After this small success, I ran a GPresult on the test client and noticed one interesting thing that might be contributing to the problem, or at least preventing the solution above from working… The computer name in the gpresult report does not match the computer name in the control panel or active directory. This machine was renamed at some point, and for whatever reason, the GPO sees the old name. I verified the name parameters in ADSI edit for that device. They were all correct. So, I went to the device, removed it from the domain all together, and then rejoined it, flushed and registered dns just in case. After rejoining, I still get the same GPO error when applying computer policy, and the computer name in the gpresult is still incorrect.

So… I’ve gotten the user policy to apply, but still not the computer policy. Does this look like an AD setup (CN/OU/Naming) issue at this point, or am i going down an entirely different rabbithole here?

ej-id10t · 2024-01-10T15:02:50.000Z

Just wanted to follow up here and thank all of you who provided input. Despite every test I could find coming up clean with respect to DNS, the issue was somehow still DNS. I’m not fully certain what the issue was, but I was able to finally resolve it and get client computer GPOs to start applying.

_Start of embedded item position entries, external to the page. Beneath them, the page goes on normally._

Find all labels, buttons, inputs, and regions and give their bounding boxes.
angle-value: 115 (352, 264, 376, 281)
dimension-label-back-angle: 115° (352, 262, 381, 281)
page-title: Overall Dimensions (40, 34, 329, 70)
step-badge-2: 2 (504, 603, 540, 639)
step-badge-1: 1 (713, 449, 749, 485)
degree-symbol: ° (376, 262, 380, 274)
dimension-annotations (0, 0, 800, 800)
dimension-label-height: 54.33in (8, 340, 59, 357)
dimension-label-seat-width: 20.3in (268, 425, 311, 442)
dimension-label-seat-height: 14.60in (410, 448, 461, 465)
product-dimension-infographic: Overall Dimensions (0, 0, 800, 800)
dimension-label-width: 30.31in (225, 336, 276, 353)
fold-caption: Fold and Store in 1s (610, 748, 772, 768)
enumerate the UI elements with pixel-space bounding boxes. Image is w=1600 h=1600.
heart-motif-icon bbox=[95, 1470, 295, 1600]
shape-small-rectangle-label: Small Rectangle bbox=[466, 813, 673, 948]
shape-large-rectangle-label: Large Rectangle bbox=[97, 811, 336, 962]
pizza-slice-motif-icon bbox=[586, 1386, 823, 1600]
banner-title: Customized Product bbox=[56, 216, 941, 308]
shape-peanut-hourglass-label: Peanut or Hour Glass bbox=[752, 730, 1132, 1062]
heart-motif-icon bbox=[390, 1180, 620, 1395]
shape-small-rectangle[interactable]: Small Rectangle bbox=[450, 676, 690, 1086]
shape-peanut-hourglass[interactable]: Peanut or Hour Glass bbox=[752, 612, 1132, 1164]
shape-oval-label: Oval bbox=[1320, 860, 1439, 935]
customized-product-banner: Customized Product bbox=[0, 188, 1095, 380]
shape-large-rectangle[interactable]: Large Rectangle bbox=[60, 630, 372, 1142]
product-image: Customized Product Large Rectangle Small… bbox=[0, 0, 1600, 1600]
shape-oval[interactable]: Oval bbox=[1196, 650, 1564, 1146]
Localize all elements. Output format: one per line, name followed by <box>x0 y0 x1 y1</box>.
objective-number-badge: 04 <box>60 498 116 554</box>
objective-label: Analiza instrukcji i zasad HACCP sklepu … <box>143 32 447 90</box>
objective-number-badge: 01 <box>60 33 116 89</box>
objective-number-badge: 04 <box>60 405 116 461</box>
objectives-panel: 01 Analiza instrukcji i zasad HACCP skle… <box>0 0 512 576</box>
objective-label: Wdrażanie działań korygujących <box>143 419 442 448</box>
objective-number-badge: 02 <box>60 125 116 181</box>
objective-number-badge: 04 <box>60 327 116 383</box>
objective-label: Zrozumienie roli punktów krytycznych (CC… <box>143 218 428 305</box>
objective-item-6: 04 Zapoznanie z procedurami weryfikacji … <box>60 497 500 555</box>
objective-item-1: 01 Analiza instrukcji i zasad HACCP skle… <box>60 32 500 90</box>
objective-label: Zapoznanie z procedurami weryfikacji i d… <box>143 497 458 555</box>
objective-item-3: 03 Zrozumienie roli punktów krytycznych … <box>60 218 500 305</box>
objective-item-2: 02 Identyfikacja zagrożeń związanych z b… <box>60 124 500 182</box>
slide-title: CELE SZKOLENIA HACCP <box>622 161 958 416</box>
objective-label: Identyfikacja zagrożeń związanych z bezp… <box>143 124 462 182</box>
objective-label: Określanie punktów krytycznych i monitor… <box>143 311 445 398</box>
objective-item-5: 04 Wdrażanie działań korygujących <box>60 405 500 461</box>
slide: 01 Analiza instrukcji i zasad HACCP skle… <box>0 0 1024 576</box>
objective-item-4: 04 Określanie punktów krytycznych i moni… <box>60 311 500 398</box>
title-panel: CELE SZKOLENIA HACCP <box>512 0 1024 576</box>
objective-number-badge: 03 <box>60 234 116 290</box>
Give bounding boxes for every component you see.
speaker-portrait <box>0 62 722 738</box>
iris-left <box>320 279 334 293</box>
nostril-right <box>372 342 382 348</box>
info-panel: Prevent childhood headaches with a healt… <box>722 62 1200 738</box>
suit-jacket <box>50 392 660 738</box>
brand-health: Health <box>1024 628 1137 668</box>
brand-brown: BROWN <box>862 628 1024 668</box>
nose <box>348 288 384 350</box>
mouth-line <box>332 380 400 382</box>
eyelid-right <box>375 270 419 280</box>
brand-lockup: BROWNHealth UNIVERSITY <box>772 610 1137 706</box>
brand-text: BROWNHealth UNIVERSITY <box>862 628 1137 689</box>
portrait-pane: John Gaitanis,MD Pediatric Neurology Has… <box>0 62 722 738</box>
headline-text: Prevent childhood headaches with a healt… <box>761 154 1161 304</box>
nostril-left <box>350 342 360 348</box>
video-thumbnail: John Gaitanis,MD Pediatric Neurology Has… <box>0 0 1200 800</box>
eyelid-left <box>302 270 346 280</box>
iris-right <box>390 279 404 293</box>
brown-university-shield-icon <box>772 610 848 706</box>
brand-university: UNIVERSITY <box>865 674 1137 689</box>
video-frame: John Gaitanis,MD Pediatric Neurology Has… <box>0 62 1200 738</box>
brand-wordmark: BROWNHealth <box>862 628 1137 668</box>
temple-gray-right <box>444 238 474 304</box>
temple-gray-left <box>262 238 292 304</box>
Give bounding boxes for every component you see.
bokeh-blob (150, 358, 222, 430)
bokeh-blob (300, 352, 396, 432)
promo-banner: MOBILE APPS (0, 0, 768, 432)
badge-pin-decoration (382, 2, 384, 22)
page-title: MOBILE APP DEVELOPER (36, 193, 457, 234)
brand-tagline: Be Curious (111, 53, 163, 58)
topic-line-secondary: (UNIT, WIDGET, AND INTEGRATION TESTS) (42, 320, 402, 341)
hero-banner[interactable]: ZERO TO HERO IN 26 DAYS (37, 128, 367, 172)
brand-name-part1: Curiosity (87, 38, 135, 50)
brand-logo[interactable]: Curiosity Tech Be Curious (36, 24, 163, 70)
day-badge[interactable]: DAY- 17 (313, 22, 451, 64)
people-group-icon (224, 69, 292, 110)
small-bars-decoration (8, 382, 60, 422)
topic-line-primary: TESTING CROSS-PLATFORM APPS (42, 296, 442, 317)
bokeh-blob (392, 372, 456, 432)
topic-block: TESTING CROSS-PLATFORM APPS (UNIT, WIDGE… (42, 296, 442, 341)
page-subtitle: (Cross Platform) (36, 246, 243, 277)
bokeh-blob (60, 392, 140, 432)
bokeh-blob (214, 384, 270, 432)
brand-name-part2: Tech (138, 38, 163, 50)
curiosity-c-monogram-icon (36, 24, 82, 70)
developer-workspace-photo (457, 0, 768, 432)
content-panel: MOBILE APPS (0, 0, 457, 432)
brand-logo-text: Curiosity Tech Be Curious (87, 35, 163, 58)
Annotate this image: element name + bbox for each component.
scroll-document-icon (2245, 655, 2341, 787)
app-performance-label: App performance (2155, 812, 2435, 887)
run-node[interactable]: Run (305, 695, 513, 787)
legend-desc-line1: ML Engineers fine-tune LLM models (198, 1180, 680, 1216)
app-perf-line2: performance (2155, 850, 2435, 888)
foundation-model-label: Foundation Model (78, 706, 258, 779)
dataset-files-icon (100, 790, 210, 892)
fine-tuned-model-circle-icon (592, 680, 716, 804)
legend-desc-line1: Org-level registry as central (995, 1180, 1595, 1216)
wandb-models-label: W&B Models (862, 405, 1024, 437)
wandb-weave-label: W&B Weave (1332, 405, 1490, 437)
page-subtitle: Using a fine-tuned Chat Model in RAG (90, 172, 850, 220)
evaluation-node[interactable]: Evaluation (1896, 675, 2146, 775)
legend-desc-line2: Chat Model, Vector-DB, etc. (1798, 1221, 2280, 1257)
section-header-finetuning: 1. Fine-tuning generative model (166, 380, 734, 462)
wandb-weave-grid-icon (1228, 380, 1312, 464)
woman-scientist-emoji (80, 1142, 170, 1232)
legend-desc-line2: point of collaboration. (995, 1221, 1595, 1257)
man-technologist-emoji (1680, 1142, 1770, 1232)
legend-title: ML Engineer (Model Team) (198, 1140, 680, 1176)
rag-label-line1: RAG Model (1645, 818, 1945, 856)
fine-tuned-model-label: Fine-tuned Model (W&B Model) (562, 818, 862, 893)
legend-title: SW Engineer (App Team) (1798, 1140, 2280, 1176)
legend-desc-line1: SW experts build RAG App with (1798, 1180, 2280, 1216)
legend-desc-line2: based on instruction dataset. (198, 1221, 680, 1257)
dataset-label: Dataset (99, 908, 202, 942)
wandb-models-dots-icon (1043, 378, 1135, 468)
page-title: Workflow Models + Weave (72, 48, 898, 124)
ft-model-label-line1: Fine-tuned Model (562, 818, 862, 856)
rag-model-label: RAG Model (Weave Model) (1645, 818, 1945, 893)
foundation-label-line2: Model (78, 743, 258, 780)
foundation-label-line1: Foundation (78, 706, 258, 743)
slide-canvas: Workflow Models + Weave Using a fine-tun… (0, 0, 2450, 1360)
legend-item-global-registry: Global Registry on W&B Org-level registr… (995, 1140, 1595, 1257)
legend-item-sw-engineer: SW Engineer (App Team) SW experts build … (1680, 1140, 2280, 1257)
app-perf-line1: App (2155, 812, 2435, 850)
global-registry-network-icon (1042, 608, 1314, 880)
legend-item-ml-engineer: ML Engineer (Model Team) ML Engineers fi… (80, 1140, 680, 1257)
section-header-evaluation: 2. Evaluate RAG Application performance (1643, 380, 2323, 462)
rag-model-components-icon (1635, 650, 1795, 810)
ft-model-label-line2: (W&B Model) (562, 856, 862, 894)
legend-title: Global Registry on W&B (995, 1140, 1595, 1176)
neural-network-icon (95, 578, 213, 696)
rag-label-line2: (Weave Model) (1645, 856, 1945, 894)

Since this is a small domain with only one DC, I ended up just wiping the DNS server role from the DC, rebooting, and then reconfiguring the DNS role from scratch. In most domains, I’d assume a full authoritative restore of a zone would suffice. However, in this use case, starting from scratch wasn’t the end of the world.

Again, no idea what the issue was or how it was tied to DNS, but after the rebuild of that role, everything started working magically. I’ve spent enough time scratching my head on this one, so I’ll let it lie. I’ll possibly spin up a secondary DC for replication purposes and hopefully, this won’t be an issue in the future. Thanks everyone!